Amid reports of India’s Scorpene submarine building
programme at defence shipyard Mazagon Dock Limited (MDL) suffering
another jolt and resultant delay in the wake of the yard’s failure to
renew its technology assistance contract with the Spanish Navantia,
DCNS-India — subsidiary of the French defence shipbuilding firm DCNS
which is the original manufacturer of the Scorpenes — insists that the
project is very much on track.
“DCNS is the original
manufacturer of the Scorpene submarine and we have all the know-how and
design authority to perform TOTs [transfer of technology] for the
complete submarine. We have provided MDL with technical assistance
beyond contractual obligations in order to overcome teething problems
and we will continue to do so until [the] successful completion of the
project, Bernard Buisson, managing director of DCNS-India, told The Hindu over email when asked about the fallout of Navantia pulling out its consultants from the project.
While
Navantia and French firm DCN (which later became DCNS) had jointly
developed the Scorpenes, the two parted ways in 2010 following a spat,
with DCNS becoming the only manufacturer of the diesel-electric
submarines.
In his detailed response, Mr.

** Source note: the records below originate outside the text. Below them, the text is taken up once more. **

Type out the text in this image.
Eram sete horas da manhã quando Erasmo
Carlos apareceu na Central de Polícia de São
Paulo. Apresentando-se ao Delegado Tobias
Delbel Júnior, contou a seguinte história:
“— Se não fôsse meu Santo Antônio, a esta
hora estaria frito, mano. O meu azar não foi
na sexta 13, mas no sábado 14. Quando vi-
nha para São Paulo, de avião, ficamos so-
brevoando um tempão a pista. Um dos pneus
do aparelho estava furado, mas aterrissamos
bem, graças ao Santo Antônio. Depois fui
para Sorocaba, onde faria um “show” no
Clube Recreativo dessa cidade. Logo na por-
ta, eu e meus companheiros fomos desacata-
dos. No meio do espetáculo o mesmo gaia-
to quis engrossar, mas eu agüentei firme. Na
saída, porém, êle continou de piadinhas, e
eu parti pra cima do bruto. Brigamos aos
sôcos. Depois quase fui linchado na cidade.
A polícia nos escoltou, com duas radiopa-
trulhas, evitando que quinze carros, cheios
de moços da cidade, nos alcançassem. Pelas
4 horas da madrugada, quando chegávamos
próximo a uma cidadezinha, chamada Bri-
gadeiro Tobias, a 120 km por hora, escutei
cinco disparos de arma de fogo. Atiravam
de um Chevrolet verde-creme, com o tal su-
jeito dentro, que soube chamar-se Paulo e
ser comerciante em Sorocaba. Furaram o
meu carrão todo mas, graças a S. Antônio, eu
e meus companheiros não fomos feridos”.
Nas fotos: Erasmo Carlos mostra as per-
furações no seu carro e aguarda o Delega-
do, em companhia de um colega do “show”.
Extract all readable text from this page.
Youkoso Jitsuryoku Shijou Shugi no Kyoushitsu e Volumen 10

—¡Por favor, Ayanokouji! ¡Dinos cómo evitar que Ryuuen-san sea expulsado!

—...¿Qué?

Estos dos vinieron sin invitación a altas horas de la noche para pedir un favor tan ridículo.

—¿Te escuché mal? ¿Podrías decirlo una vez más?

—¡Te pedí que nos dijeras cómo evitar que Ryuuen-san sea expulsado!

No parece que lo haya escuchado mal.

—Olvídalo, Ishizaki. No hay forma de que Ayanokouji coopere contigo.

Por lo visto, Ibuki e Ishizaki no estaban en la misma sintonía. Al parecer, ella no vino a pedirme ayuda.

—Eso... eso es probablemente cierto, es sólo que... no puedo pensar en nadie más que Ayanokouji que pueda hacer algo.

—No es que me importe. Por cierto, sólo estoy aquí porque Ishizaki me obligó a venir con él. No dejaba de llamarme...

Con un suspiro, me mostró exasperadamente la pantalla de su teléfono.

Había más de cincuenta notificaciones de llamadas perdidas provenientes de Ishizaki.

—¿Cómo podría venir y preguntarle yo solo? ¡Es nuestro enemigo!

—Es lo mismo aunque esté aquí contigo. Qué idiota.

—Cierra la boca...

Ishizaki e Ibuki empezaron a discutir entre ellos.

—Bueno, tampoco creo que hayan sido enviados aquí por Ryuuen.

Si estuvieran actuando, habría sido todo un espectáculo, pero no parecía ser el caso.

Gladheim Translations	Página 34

Buisson
chose to tacitly blame MDL for delaying the project for construction of
six submarines for the Indian Navy, attributing the teething problems
the yard faced and ostensibly overcome to its lack of submarine building
experience in the last 15 years as also to the contractual obligation
of building the entire class in India.
“….MDL had
stopped manufacturing submarines for more than 15 years. Indeed, no
shipyard can retain the expertise, know-how and trained staff if there
is no permanent activity to maintain a minimum level of competence.
“Another
specificity of this project is that all the six submarines are being
built in MDL. Usually, for such contracts involving complex TOTs, the
first of class (first submarine) is always manufactured at the OEM’s
[original equipment manufacturer] shipyard with on-the-job training
(OJT) from the buyer’s shipyard who can thus acquire know-how more
rapidly,” he said.
The MDL had now been able to
manufacture hulls of all six submarines as fast and with the same level
of quality as DCNS would in its shipyard in France, he added.
According to Mr. Buisson, MDL’s complex procurement procedures too contributed to the delay.
“…
The procurement of a large quantity of equipment from many different
overseas suppliers is not an easy task and some of these foreign small
and medium enterprises are not used to deal[ing] directly with foreign
shipyards like MDL who have complex procurement procedures.